Number of the Day

Years K - 8

Summary

Each day a new number; each day the same challenge.
Use the calculator and the Poly Plug to help you write as many equations as possible about this number.
Suitable for threading.

Materials

  • One calculator and one Poly Plug per child

Procedure

On the board or easel, sketch a picture of a calculator with the screen section obvious. Tell the children the special number chosen for this day and write it in the screen.
Today our special number is 10. I want you to find a way of showing 10 on the screen. You have to remember what buttons you pressed, because I am going to write some of your ways up here next to this calculator picture.
Some calculators correctly evaluate entries using the order of operations; some do not. Therefore teachers using machines without this facility always have to be watchful that children's equations may need brackets. This sometimes leads to trying to explain sophistications beyond the year levels where this task could be used.

Some suggestions a teacher recorded in a Prep/Year 1 class are shown above.

 

Content

  • decimal calculations
  • exploring large numbers
  • operations - whole number
  • order of operations
  • pattern generalisation
  • pattern recognition
  • recording - calculator
  • recording - written
  • visual and kinaesthetic representation of number
Clearly one student is thinking well beyond the usual expectations of that level. Could this sort of divergent thinking influence others in the class?

Well these are wonderful number stories you have discovered with your calculators. Now I wonder if you could use your plugs to show me how to make these stories. Let's try one together first.
Choose an equation which the children haven't thought of and work through how it could be made with plugs. The children then make their own equation with plugs.

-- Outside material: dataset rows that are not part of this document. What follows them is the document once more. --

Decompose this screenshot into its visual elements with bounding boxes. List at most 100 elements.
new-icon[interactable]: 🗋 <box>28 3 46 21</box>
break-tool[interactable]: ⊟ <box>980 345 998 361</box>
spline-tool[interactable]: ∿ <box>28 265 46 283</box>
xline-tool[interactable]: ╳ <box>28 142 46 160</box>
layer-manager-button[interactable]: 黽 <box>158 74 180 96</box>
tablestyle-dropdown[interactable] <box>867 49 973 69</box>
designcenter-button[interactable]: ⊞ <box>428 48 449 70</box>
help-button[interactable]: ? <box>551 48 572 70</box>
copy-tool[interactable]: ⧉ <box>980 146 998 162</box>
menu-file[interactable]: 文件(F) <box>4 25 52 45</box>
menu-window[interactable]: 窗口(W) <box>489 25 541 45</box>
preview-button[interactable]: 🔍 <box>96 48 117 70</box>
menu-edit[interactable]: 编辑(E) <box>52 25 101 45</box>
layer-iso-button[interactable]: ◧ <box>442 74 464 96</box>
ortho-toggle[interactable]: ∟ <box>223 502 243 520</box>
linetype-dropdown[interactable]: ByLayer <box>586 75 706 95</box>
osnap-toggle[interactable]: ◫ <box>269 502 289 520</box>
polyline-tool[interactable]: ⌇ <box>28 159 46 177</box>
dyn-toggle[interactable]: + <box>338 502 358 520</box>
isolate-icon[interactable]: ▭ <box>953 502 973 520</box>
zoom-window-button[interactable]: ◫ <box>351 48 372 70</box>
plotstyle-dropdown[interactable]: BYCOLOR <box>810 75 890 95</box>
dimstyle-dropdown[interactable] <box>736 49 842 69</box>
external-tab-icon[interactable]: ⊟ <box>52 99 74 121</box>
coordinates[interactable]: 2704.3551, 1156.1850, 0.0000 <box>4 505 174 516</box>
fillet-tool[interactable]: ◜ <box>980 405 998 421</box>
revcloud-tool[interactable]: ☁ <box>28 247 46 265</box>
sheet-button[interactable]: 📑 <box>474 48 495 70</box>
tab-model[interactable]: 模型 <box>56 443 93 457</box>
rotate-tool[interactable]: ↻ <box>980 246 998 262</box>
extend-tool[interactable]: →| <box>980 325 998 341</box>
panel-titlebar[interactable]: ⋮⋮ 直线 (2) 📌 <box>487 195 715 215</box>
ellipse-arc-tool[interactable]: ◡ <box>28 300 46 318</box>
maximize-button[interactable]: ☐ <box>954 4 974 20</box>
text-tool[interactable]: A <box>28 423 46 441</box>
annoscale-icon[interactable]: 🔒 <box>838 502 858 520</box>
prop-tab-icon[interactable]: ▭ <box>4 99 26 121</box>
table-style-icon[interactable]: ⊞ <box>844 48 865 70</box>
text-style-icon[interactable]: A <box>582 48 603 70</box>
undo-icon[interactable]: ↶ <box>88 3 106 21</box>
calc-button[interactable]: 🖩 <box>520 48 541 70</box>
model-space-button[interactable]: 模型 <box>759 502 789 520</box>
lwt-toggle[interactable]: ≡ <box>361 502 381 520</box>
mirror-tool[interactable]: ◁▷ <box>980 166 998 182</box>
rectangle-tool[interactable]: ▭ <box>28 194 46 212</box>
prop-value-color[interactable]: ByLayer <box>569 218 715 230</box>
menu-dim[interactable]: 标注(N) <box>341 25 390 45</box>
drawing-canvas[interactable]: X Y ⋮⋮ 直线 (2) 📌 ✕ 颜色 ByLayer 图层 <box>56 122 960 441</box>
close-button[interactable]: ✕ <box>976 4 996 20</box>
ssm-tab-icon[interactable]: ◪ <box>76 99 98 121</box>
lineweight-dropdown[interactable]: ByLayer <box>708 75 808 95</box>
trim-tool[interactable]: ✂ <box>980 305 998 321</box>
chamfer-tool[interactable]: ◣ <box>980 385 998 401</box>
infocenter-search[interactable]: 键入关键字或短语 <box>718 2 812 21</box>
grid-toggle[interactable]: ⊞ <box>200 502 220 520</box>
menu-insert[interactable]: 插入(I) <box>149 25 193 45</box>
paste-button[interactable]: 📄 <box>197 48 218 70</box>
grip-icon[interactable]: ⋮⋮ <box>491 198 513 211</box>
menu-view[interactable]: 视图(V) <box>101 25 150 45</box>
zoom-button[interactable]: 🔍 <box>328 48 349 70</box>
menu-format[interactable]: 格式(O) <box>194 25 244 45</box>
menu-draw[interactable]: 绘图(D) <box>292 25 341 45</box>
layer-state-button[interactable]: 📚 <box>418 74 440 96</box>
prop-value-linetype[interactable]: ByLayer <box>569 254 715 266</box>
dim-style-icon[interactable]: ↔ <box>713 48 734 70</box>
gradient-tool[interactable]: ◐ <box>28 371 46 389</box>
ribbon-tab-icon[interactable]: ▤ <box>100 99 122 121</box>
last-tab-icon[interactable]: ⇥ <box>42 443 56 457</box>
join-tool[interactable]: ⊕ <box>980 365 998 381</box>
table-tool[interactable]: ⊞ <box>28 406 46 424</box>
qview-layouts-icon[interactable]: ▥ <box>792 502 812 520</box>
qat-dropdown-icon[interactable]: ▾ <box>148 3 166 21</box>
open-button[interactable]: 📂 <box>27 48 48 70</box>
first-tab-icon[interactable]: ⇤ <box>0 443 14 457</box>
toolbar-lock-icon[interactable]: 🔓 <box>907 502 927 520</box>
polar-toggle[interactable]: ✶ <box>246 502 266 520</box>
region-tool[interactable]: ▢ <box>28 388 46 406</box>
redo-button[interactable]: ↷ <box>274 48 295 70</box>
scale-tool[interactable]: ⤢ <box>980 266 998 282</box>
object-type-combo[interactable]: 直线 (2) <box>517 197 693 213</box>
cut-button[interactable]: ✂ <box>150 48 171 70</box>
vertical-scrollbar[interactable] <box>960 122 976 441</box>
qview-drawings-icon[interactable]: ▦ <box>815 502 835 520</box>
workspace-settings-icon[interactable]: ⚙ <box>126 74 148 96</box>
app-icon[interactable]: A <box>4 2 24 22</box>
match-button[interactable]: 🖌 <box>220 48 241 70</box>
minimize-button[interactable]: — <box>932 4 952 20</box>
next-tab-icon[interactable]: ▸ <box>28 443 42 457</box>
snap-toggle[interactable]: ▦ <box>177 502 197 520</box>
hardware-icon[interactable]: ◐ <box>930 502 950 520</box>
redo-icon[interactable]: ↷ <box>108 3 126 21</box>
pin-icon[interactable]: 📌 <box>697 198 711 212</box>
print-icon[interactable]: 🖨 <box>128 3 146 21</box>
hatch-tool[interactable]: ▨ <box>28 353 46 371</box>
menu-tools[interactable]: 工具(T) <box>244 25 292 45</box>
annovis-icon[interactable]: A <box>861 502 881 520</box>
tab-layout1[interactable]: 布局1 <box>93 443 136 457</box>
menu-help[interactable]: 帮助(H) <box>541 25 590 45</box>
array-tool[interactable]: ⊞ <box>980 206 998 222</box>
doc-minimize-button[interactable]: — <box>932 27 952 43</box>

These examples are from the same Prep/1 class:
Nine Plus One
My story was 9 + 1 = 10.
See, 9 then 1 more and it makes the 10 on the screen.
Nine Plus One - Part 2
Mine shows 9 + 1 = 10 too.

Children in any year level can explore a new number each day and there is no need to keep to the usual number range expected for the age group. Why not make 37 or 59 the number of the day in the youngest class? It soon comes to be an expected part of the maths lesson that children will explore, discuss, record and make a number each day.

Examples of Stewart's and Steven's work from the CAN project are shown below. The text accompanying these pictures in the report tells us both:

... were aged seven and both were regarded as 'slow learners'. They were making 19. Steve was much more confident than Stewart, but eventually the numbers grew beyond his control. (p.13)
Stewart's Work
Stewart's Makings
Steve's Work
Steve's Makings

The report continues:

It is very common for children working in CAN to make patterns such as these, and many children seem to be fascinated by number patterns. The calculator makes it easy for a pattern to be extended as far as the child wishes, so that the regularity of the pattern can be observed and the next number predicted. However, children often do not use the calculator when they are generating a pattern; indeed, the mistakes in the second half of Steve's work suggest that he did not even verify his pattern on the calculator. Steve and Stewart's patterns were rather short in length. Some schools found it a problem that children continued the same pattern for many pages. The teachers tried to persuade children that, once the pattern had been established and verified, there was no point in going on with the same pattern for ever. (Page 13)

Extensions

  1. Let the number of the day be a decimal such as 3·75
  2. Restrict the operations used. For example 'you must use two operations', or 'you must include a multiplication'.
  3. Complement the activity by using Red Board of the Day.